In an idea hatchery like the restaurant business, opposing an entrepreneurial endeavor is akin to disparaging Walter Cronkite. But a new venture arising from the wreckage of New Orleans is testing the boundaries of acceptability. Judgment may be particularly difficult for restaurants, given what they have at stake.
On first exposure, it’s easy to retch at the notion of busing tourists past totaled restaurants and homes too mold-infested to be inhabitable, at $35 a head ($28 for children, if the family wants to making an outing of it). The new hurricane-devastation tours include drive-by’s of the now-infamous Superdome and Convention Center. According to the Associated Press article that brought the new business to light, $3 of each ticket sale will be passed along to the charities serving Hurricane Katrina victims.

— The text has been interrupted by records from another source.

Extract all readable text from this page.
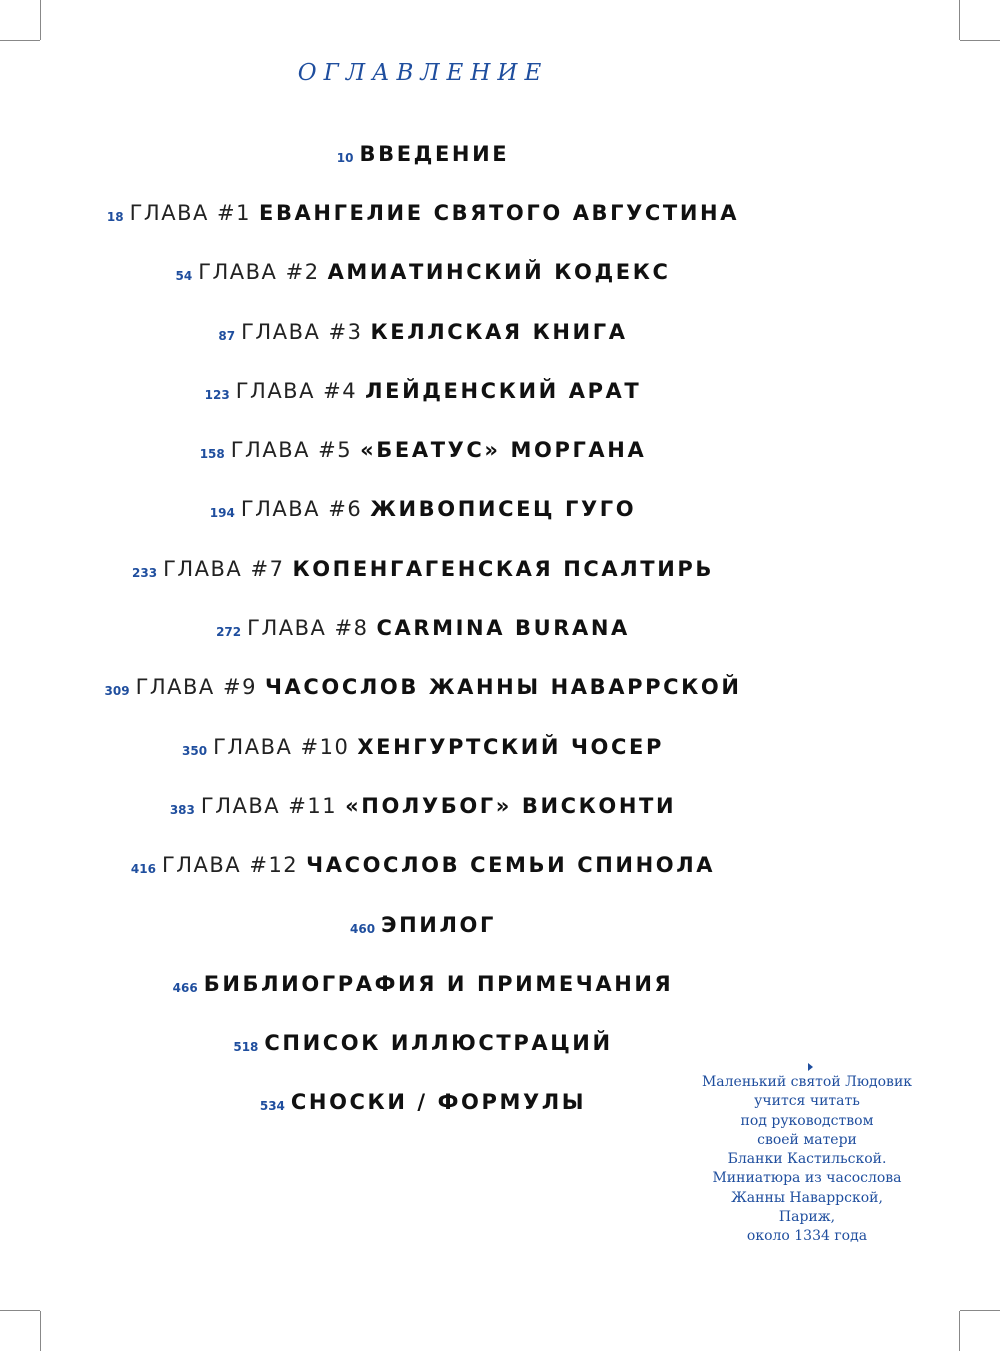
ОГЛАВЛЕНИЕ
10 ВВЕДЕНИЕ
18 ГЛАВА #1 ЕВАНГЕЛИЕ СВЯТОГО АВГУСТИНА
54 ГЛАВА #2 АМИАТИНСКИЙ КОДЕКС
87 ГЛАВА #3 КЕЛЛСКАЯ КНИГА
123 ГЛАВА #4 ЛЕЙДЕНСКИЙ АРАТ
158 ГЛАВА #5 «БЕАТУС» МОРГАНА
194 ГЛАВА #6 ЖИВОПИСЕЦ ГУГО
233 ГЛАВА #7 КОПЕНГАГЕНСКАЯ ПСАЛТИРЬ
272 ГЛАВА #8 CARMINA BURANA
309 ГЛАВА #9 ЧАСОСЛОВ ЖАННЫ НАВАРРСКОЙ
350 ГЛАВА #10 ХЕНГУРТСКИЙ ЧОСЕР
383 ГЛАВА #11 «ПОЛУБОГ» ВИСКОНТИ
416 ГЛАВА #12 ЧАСОСЛОВ СЕМЬИ СПИНОЛА
460 ЭПИЛОГ
466 БИБЛИОГРАФИЯ И ПРИМЕЧАНИЯ
518 СПИСОК ИЛЛЮСТРАЦИЙ
534 СНОСКИ / ФОРМУЛЫ
Маленький святой Людовик
учится читать
под руководством
своей матери
Бланки Кастильской.
Миниатюра из часослова
Жанны Наваррской,
Париж,
около 1334 года
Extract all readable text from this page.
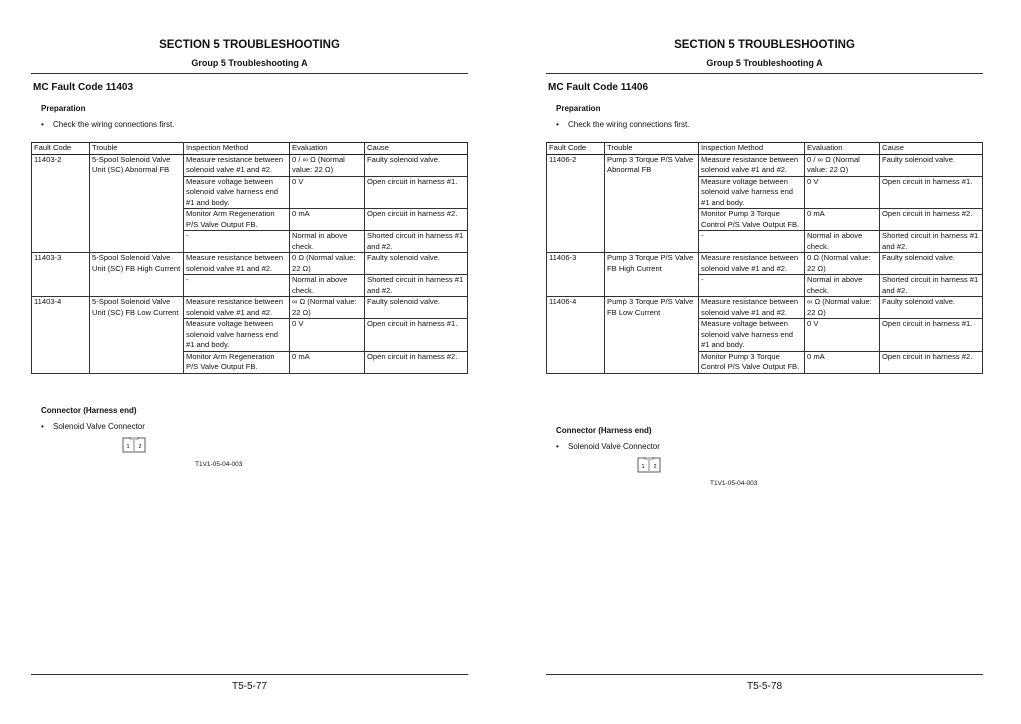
SECTION 5 TROUBLESHOOTING
Group 5 Troubleshooting A
MC Fault Code 11403
Preparation
• Check the wiring connections first.
Fault Code	Trouble	Inspection Method	Evaluation	Cause
11403-2	5-Spool Solenoid Valve Unit (SC) Abnormal FB	Measure resistance between solenoid valve #1 and #2.	0 / ∞ Ω (Normal value: 22 Ω)	Faulty solenoid valve.
		Measure voltage between solenoid valve harness end #1 and body.	0 V	Open circuit in harness #1.
		Monitor Arm Regeneration P/S Valve Output FB.	0 mA	Open circuit in harness #2.
		-	Normal in above check.	Shorted circuit in harness #1 and #2.
11403-3	5-Spool Solenoid Valve Unit (SC) FB High Current	Measure resistance between solenoid valve #1 and #2.	0 Ω (Normal value: 22 Ω)	Faulty solenoid valve.
		-	Normal in above check.	Shorted circuit in harness #1 and #2.
11403-4	5-Spool Solenoid Valve Unit (SC) FB Low Current	Measure resistance between solenoid valve #1 and #2.	∞ Ω (Normal value: 22 Ω)	Faulty solenoid valve.
		Measure voltage between solenoid valve harness end #1 and body.	0 V	Open circuit in harness #1.
		Monitor Arm Regeneration P/S Valve Output FB.	0 mA	Open circuit in harness #2.
Connector (Harness end)
• Solenoid Valve Connector
1 2
T1V1-05-04-003
T5-5-77
SECTION 5 TROUBLESHOOTING
Group 5 Troubleshooting A
MC Fault Code 11406
Preparation
• Check the wiring connections first.
Fault Code	Trouble	Inspection Method	Evaluation	Cause
11406-2	Pump 3 Torque P/S Valve Abnormal FB	Measure resistance between solenoid valve #1 and #2.	0 / ∞ Ω (Normal value: 22 Ω)	Faulty solenoid valve.
		Measure voltage between solenoid valve harness end #1 and body.	0 V	Open circuit in harness #1.
		Monitor Pump 3 Torque Control P/S Valve Output FB.	0 mA	Open circuit in harness #2.
		-	Normal in above check.	Shorted circuit in harness #1 and #2.
11406-3	Pump 3 Torque P/S Valve FB High Current	Measure resistance between solenoid valve #1 and #2.	0 Ω (Normal value: 22 Ω)	Faulty solenoid valve.
		-	Normal in above check.	Shorted circuit in harness #1 and #2.
11406-4	Pump 3 Torque P/S Valve FB Low Current	Measure resistance between solenoid valve #1 and #2.	∞ Ω (Normal value: 22 Ω)	Faulty solenoid valve.
		Measure voltage between solenoid valve harness end #1 and body.	0 V	Open circuit in harness #1.
		Monitor Pump 3 Torque Control P/S Valve Output FB.	0 mA	Open circuit in harness #2.
Connector (Harness end)
• Solenoid Valve Connector
1 2
T1V1-05-04-003
T5-5-78
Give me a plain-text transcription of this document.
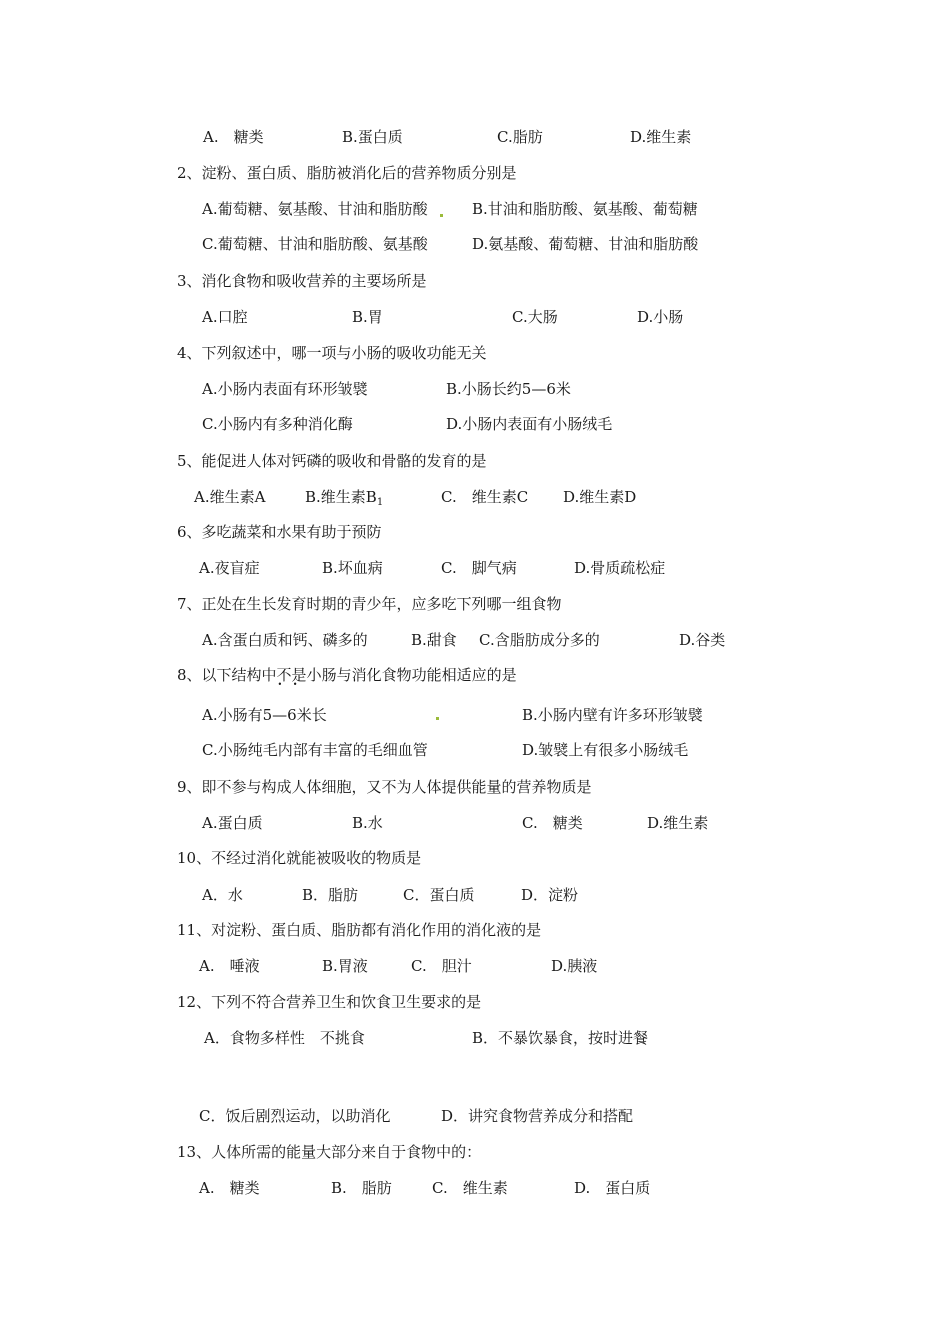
A.　糖类	B.蛋白质	C.脂肪	D.维生素
2、淀粉、蛋白质、脂肪被消化后的营养物质分别是
A.葡萄糖、氨基酸、甘油和脂肪酸	B.甘油和脂肪酸、氨基酸、葡萄糖
C.葡萄糖、甘油和脂肪酸、氨基酸	D.氨基酸、葡萄糖、甘油和脂肪酸
3、消化食物和吸收营养的主要场所是
A.口腔	B.胃	C.大肠	D.小肠
4、下列叙述中，哪一项与小肠的吸收功能无关
A.小肠内表面有环形皱襞	B.小肠长约5—6米
C.小肠内有多种消化酶	D.小肠内表面有小肠绒毛
5、能促进人体对钙磷的吸收和骨骼的发育的是
A.维生素A	B.维生素$B_1$	C.　维生素C D.维生素D
6、多吃蔬菜和水果有助于预防
A.夜盲症	B.坏血病	C.　脚气病	D.骨质疏松症
7、正处在生长发育时期的青少年，应多吃下列哪一组食物
A.含蛋白质和钙、磷多的	B.甜食 C.含脂肪成分多的	D.谷类
8、以下结构中不是 • •小肠与消化食物功能相适应的是
A.小肠有5—6米长	B.小肠内壁有许多环形皱襞
C.小肠纯毛内部有丰富的毛细血管	D.皱襞上有很多小肠绒毛
9、即不参与构成人体细胞，又不为人体提供能量的营养物质是
A.蛋白质	B.水	C.　糖类	D.维生素
10、不经过消化就能被吸收的物质是
A．水	B．脂肪	C．蛋白质	D．淀粉
11、对淀粉、蛋白质、脂肪都有消化作用的消化液的是
A.　唾液	B.胃液	C.　胆汁	D.胰液
12、下列不符合营养卫生和饮食卫生要求的是
A．食物多样性　不挑食	B．不暴饮暴食，按时进餐
C．饭后剧烈运动，以助消化	D．讲究食物营养成分和搭配
13、人体所需的能量大部分来自于食物中的：
A.　糖类	B.　脂肪	C.　维生素	D.　蛋白质
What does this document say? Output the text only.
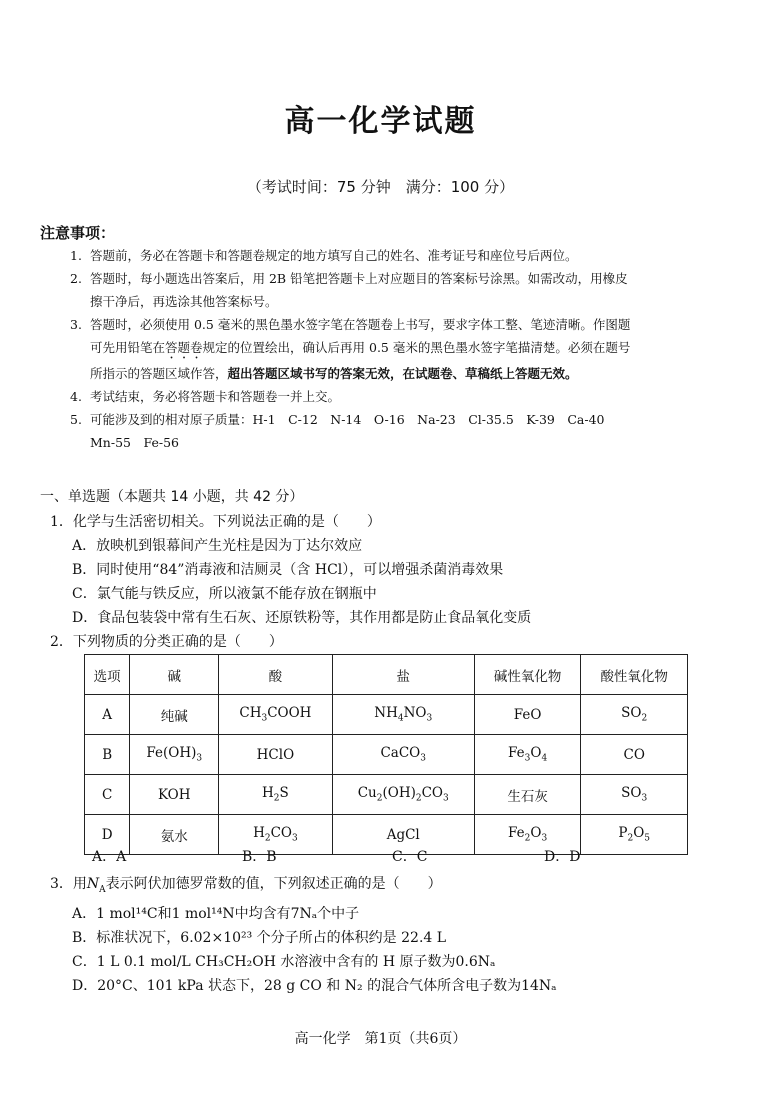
高一化学试题
（考试时间：75 分钟　满分：100 分）
注意事项：
1. 答题前，务必在答题卡和答题卷规定的地方填写自己的姓名、准考证号和座位号后两位。
2. 答题时，每小题选出答案后，用 2B 铅笔把答题卡上对应题目的答案标号涂黑。如需改动，用橡皮
擦干净后，再选涂其他答案标号。
3. 答题时，必须使用 0.5 毫米的黑色墨水签字笔在答题卷上书写，要求字体工整、笔迹清晰。作图题
可先用铅笔在答题卷规定的位置绘出，确认后再用 0.5 毫米的黑色墨水签字笔描清楚。必须在题号
所指示的答题区域作答，超出答题区域书写的答案无效，在试题卷、草稿纸上答题无效。
4. 考试结束，务必将答题卡和答题卷一并上交。
5. 可能涉及到的相对原子质量：H-1　C-12　N-14　O-16　Na-23　Cl-35.5　K-39　Ca-40
Mn-55　Fe-56
一、单选题（本题共 14 小题，共 42 分）
1．化学与生活密切相关。下列说法正确的是（　　）
A．放映机到银幕间产生光柱是因为丁达尔效应
B．同时使用“84”消毒液和洁厕灵（含 HCl），可以增强杀菌消毒效果
C．氯气能与铁反应，所以液氯不能存放在钢瓶中
D．食品包装袋中常有生石灰、还原铁粉等，其作用都是防止食品氧化变质
2．下列物质的分类正确的是（　　）
选项	碱	酸	盐	碱性氧化物	酸性氧化物
A	纯碱	$CH_3COOH$	$NH_4NO_3$	FeO	$SO_2$
B	$Fe(OH)_3$	HClO	CaCO$_3$	$Fe_3O_4$	CO
C	KOH	$H_2S$	$Cu_2(OH)_2CO_3$	生石灰	$SO_3$
D	氨水	$H_2CO_3$	AgCl	$Fe_2O_3$	$P_2O_5$
A．A	B．B	C．C	D．D
3．用$N_A$表示阿伏加德罗常数的值，下列叙述正确的是（　　）
A．1 mol¹⁴C和1 mol¹⁴N中均含有7Nₐ个中子
B．标准状况下，6.02×10²³ 个分子所占的体积约是 22.4 L
C．1 L 0.1 mol/L CH₃CH₂OH 水溶液中含有的 H 原子数为0.6Nₐ
D．20°C、101 kPa 状态下，28 g CO 和 N₂ 的混合气体所含电子数为14Nₐ
高一化学　第1页（共6页）
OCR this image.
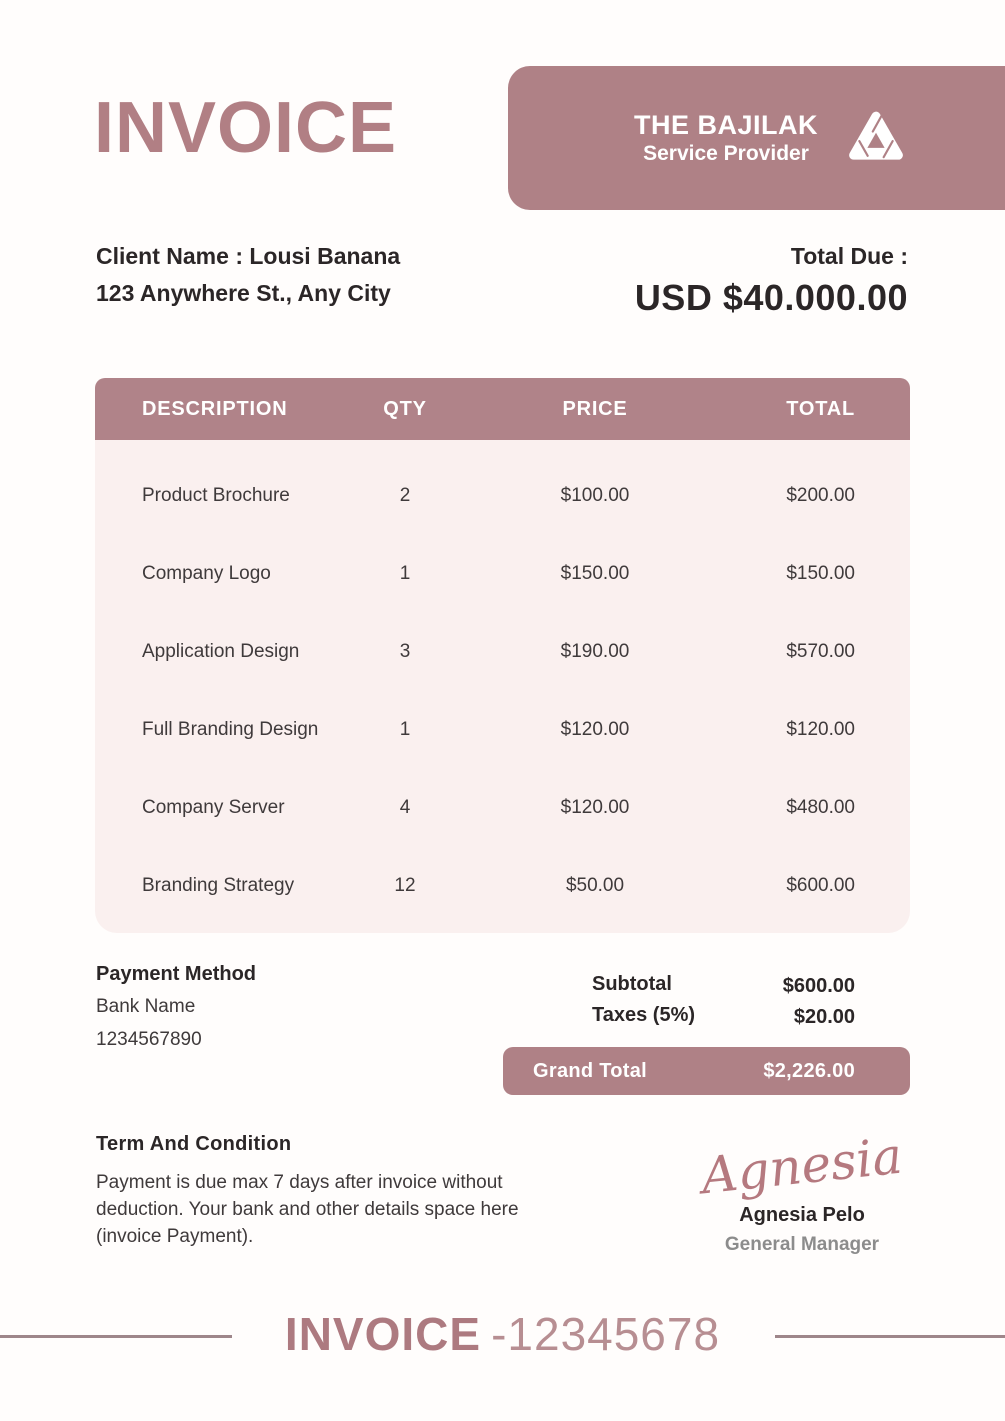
INVOICE	THE BAJILAK
Service Provider
Client Name : Lousi Banana
123 Anywhere St., Any City
Total Due :
USD $40.000.00
DESCRIPTION	QTY	PRICE	TOTAL
Product Brochure	2	$100.00	$200.00
Company Logo	1	$150.00	$150.00
Application Design	3	$190.00	$570.00
Full Branding Design	1	$120.00	$120.00
Company Server	4	$120.00	$480.00
Branding Strategy	12	$50.00	$600.00
Payment Method
Bank Name
1234567890
Subtotal	$600.00
Taxes (5%)	$20.00
Grand Total	$2,226.00
Term And Condition
Payment is due max 7 days after invoice without deduction. Your bank and other details space here (invoice Payment).
Agnesia
Agnesia Pelo
General Manager
INVOICE -12345678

Better yet is the $32 of every adult ticket that will be injected into the local economy, which virtually lost its tourism underpinning when Katrina’s floodwaters burst through the levies. It may not be as high falutin as browsing through an art museum or restoring your soul with some jazz. But it’s tourism that leaves no one hurt, and plenty benefiting, from the hotels that house overnight tour guests, to the restaurants that feed them.
Besides, is it really that bad? Or any worse that touring the areas graveyards to take in the elaborate chambers that are built to keep bodies above the water table?
It may not be akin to the traveling King Tut exhibit, or a trek to the Louvres. But businesswise, it’s a masterpiece in its own right.